The KNN model performs slightly worse than our other two models.

Results

Summary of Model Performance

Model Weighted Avg Precision Weighted Avg Recall Weighted Avg F1-score Accuracy
Random Forest 0.78 0.79 0.78 0.79
Logistic Regression 0.78 0.79 0.78 0.79
KNN 0.76 0.77 0.77 0.77

Conclusion

Based on the models run, customer churn can be predicted with ~79% accuracy via a random forest or logistic regression model.

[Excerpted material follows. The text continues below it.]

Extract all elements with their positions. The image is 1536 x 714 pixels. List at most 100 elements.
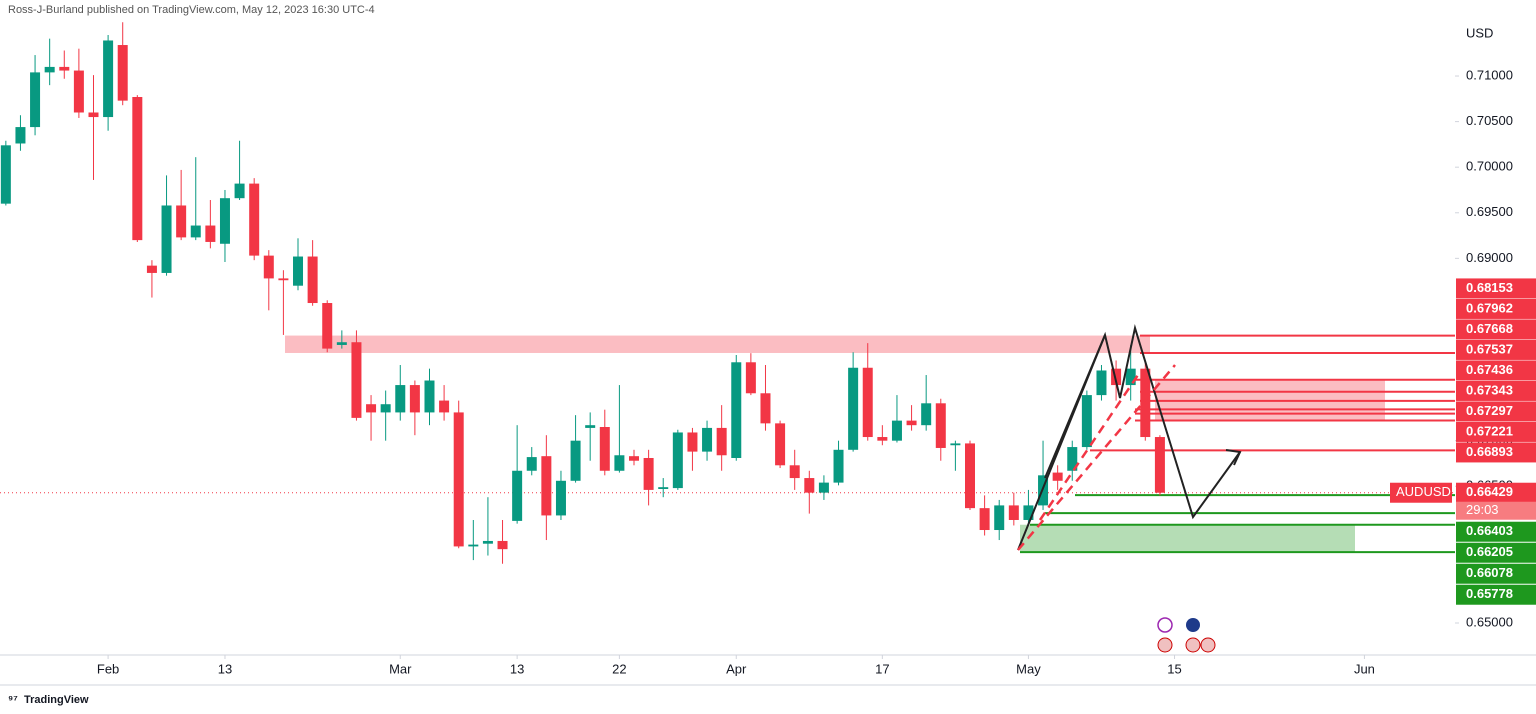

From our EDA, it appears that contract type in particular can be important in predicting churn. Specifically, customers who are on a month to month plan are more likely to churn than other contract types, and especially those who have had plans for 0-12 months.

Next Steps

In the future, a company could use one of the above models to predict whether a customer is likely to churn. With this information, the company could then decide how (and whether) to intervene and prevent the customer from cancelling service.

The company could also evaluate the factors most correlated with churn and determine whether they can alter their strategy and reduce churn from particular components of the business.